The church says care communities drastically increase the retention rates of foster families. Nationally, 50 percent of foster families quit after the first year or first placement. Many of those families attribute a lack of support as the reason for their departure. With the addition of care communities, 90 percent of foster families continue their position within the foster care system.
In addition to volunteer opportunities, the church strategically partners and provides resources to organizations plugged into the crisis. In December, a portion of the church’s end-of-year giving went to Hands of Hope Ministry, an organization that links and equips churches in supporting adoption and foster care. In 2019, Hands of Hope aspires to partner with 30 churches.
Traders Point Christian Church has supported Hands of Hope’s launch of a care portal this month. The portal will be an online tool to alert community members of physical needs for biological, vulnerable or at-risk families.

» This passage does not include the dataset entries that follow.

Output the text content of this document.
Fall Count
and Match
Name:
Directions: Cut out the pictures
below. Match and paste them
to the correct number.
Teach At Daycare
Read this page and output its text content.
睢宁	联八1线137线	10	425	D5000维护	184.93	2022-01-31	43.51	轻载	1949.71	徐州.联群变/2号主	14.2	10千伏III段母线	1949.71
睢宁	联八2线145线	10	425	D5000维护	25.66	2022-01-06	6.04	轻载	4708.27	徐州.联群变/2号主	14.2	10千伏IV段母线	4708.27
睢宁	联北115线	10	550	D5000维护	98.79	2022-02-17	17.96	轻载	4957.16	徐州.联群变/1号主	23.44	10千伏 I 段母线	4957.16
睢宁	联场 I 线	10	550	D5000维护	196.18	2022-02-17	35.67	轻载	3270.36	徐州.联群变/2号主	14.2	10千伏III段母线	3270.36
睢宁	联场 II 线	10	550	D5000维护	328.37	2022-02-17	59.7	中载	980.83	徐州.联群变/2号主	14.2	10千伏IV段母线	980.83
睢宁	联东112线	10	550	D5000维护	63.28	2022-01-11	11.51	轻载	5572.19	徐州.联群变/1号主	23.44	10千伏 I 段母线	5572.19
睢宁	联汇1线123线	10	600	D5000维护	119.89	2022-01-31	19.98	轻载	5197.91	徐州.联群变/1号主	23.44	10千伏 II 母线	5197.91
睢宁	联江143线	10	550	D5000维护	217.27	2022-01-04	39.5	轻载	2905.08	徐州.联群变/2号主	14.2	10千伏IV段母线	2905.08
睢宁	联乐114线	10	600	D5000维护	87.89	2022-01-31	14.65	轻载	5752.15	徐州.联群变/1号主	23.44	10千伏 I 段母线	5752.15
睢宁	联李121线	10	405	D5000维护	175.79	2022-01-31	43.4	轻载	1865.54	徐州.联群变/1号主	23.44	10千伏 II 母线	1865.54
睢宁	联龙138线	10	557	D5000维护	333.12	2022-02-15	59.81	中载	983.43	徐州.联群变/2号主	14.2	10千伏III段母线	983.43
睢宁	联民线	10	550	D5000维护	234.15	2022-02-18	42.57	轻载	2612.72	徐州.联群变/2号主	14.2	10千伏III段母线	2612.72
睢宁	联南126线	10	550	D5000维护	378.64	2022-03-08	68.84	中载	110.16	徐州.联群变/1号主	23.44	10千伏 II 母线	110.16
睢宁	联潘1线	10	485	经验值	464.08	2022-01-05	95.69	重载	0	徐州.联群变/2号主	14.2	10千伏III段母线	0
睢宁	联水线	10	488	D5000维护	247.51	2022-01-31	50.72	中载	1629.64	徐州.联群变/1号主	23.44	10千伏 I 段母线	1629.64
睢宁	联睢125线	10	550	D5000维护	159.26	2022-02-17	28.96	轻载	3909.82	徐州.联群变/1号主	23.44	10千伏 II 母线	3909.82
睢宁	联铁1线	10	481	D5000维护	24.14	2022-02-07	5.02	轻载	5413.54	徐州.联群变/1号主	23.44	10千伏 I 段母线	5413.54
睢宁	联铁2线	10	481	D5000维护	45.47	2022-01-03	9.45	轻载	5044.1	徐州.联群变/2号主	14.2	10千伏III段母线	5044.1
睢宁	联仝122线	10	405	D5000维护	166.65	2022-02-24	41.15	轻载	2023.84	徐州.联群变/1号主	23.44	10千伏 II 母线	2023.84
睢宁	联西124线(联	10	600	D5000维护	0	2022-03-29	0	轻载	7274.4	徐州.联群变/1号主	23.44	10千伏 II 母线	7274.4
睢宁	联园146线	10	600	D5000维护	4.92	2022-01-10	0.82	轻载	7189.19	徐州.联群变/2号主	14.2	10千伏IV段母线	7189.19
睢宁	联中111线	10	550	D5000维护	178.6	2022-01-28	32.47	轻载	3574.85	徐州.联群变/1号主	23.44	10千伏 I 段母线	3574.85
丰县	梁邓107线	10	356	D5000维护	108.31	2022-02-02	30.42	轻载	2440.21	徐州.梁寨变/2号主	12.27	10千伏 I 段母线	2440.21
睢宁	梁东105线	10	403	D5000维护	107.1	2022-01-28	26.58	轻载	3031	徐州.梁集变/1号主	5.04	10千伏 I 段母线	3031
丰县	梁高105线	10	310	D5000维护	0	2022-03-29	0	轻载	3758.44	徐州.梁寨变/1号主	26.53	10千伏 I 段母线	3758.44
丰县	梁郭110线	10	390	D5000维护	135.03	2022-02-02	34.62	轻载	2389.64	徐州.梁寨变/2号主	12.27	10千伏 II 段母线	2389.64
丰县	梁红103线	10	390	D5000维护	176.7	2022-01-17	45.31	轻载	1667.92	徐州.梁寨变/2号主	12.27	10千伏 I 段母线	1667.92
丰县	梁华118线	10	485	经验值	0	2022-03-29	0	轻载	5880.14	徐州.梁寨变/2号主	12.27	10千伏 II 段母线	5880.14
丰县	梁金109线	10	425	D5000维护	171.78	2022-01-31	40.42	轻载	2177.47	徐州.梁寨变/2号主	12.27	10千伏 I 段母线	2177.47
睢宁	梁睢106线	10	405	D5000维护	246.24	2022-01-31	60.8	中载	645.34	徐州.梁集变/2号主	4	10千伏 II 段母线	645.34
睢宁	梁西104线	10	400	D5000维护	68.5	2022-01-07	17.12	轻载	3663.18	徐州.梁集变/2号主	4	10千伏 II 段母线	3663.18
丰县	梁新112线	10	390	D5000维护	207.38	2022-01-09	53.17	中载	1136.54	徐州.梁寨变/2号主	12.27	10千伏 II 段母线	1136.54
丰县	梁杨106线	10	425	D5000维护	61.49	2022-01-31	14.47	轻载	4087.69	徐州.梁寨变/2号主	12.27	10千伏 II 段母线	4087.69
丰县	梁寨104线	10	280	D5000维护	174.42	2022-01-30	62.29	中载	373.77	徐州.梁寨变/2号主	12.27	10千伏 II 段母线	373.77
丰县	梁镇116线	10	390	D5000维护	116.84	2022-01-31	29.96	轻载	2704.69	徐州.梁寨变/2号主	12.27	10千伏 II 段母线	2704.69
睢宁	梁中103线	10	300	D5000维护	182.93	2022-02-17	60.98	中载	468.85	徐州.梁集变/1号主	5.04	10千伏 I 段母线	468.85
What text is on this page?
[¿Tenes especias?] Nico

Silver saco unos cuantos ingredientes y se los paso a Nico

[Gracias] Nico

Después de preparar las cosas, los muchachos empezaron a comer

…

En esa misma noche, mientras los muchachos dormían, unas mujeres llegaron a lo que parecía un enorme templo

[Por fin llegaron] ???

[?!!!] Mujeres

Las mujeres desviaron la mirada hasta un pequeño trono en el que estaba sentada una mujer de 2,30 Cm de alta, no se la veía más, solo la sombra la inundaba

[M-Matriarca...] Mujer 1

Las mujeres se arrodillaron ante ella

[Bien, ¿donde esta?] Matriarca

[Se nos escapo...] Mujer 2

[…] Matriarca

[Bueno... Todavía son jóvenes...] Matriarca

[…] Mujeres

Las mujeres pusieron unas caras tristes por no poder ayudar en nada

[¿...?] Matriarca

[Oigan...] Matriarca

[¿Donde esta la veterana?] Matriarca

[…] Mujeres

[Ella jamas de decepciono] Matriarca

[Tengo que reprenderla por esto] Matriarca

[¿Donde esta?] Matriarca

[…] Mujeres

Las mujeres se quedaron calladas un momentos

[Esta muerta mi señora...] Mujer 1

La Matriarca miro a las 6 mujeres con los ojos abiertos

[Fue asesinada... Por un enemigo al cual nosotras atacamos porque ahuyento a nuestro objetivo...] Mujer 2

With a variety of opportunities to serve and give, Anderson hopes the church’s efforts will bring about changes. “We often say that we don’t want to be a church that just meets on the weekends, but we want to equip people to make a difference in our community.”
In a year, Mobley wants the Hoosier foster care system to look different. “We hope there are more foster families waiting for foster kids than kids waiting for families,” says Mobley. “Every child belongs in a family that provides stability and consistency. Family is so important.”
*Kelly, John (December 7, 2017), “Beyond Last Week’s New About Increasing Foster Care: More Adoption, Indiana in Crisis, and More,” The Chronicle of Social Change.